Myself in the Distant Future is a 1997 North Korean film directed by Jang In-hak.

==Summary==
A young man falls in love with the leader of a shock brigade of plasterers who are working to modernize their home village. He attempts to win her heart and take her back to Pyongyang by becoming a model worker, but she chooses to continue her plastering.

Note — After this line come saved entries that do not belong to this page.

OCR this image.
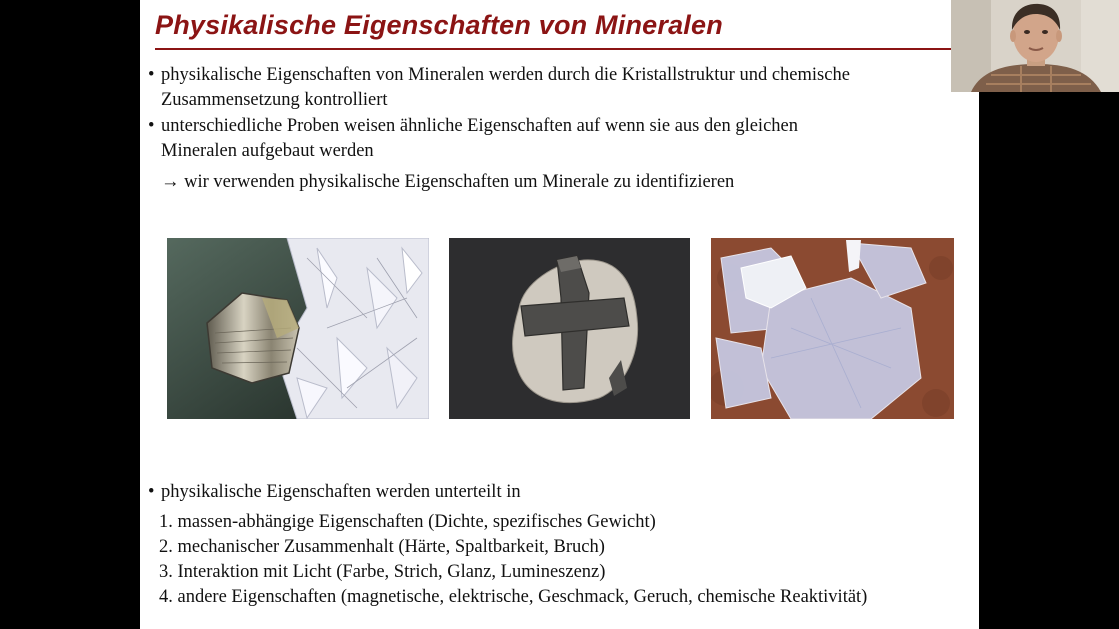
Physikalische Eigenschaften von Mineralen
• physikalische Eigenschaften von Mineralen werden durch die Kristallstruktur und chemische
Zusammensetzung kontrolliert
• unterschiedliche Proben weisen ähnliche Eigenschaften auf wenn sie aus den gleichen
Mineralen aufgebaut werden
→ wir verwenden physikalische Eigenschaften um Minerale zu identifizieren
• physikalische Eigenschaften werden unterteilt in
1. massen-abhängige Eigenschaften (Dichte, spezifisches Gewicht)
2. mechanischer Zusammenhalt (Härte, Spaltbarkeit, Bruch)
3. Interaktion mit Licht (Farbe, Strich, Glanz, Lumineszenz)
4. andere Eigenschaften (magnetische, elektrische, Geschmack, Geruch, chemische Reaktivität)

The film's central theme is that a person should be happy and content in the place of their birth, regardless of conditions, and supports the willingness of the North Korean government to restrict migration from the countryside into the cities. Another theme is for people to "eat potatoes, not rice", which reinforces an official government campaign encouraging the consumption of potatoes. Despite being filmed during the 1994–1998 North Korean famine, Myself in the Distant Future depicts a country blessed with a plentiful supply of food.

==Festival screenings==
Myself in the Distant Future was screened at the 6th Pyongyang International Film Festival in 1998, where it was awarded both the Golden Torch and Acting prizes. In 2000, it was one of eight North Korean films played at the Udine Festival of Far East Film, where it was regarded by Richard James Havis of Asiaweek as being "one of the more obvious propaganda movies".